Tibetan spiritual leader the Dalai Lama will visit India’s northwestern territory of Ladakh later this year in his first trip away from his residence since the start of the COVID-19 pandemic two years ago, sources said this week.
The visit, which will take place between July and August, was made at the invitation of a high-level delegation from Ladakh, a strategically sensitive area where thousands of Indian and Chinese troops clashed in June 2020, with deaths reported by both sides in the fighting.

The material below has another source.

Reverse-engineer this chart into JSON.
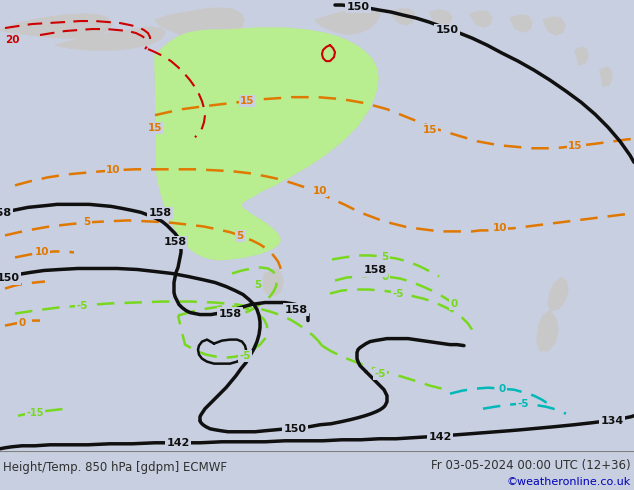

News of the trip was announced on Monday by delegation members Thiksey Rinpoche, a former member of the Indian parliament’s upper house, and Thupten Tsewang, also a former Indian MP and now president of the Ladakh Buddhist Association.
“We made the request during our special audience with His Holiness the Dalai Lama, and he agreed to visit and bless devotees in Ladakh this summer,” Thiksey Rinpoche said following an April 18 meeting at the spiritual leader’s residence in Dharamsala, India, the seat of Tibet’s exile government, the Central Tibetan Administration.
The Dalai Lama, who last visited Ladakh in 2018 and spent 19 days there, had been unable to visit again in recent years because of the COVID-19 pandemic, said Thupten Tsewang, also a member of the delegation. “Now, the people of Ladakh will be very happy to hear this news, and we are all very delighted,” Tsewang added.
Banned by Chinese authorities in Tibet, celebrations of the Dalai Lama’s July 6 birthday have been held by large gatherings in Ladakh in recent years, sources say.
Concerns have been raised over the advancing age of the now 86-year-old spiritual leader, with Beijing claiming the right to name a successor after he dies, and the Dalai Lama himself — the 14th in his line — saying he will be reborn outside of areas controlled by China.
Formerly an independent nation, Tibet was invaded and incorporated into China by force more than 70 years ago, and the Dalai Lama and thousands of his followers later fled into exile in India and other countries around the world following a failed 1959 national uprising against China’s rule.
Tibetans living in Tibet frequently complain of discrimination and human rights abuses by Chinese authorities and policies they say are aimed at eradicating their national and cultural identity.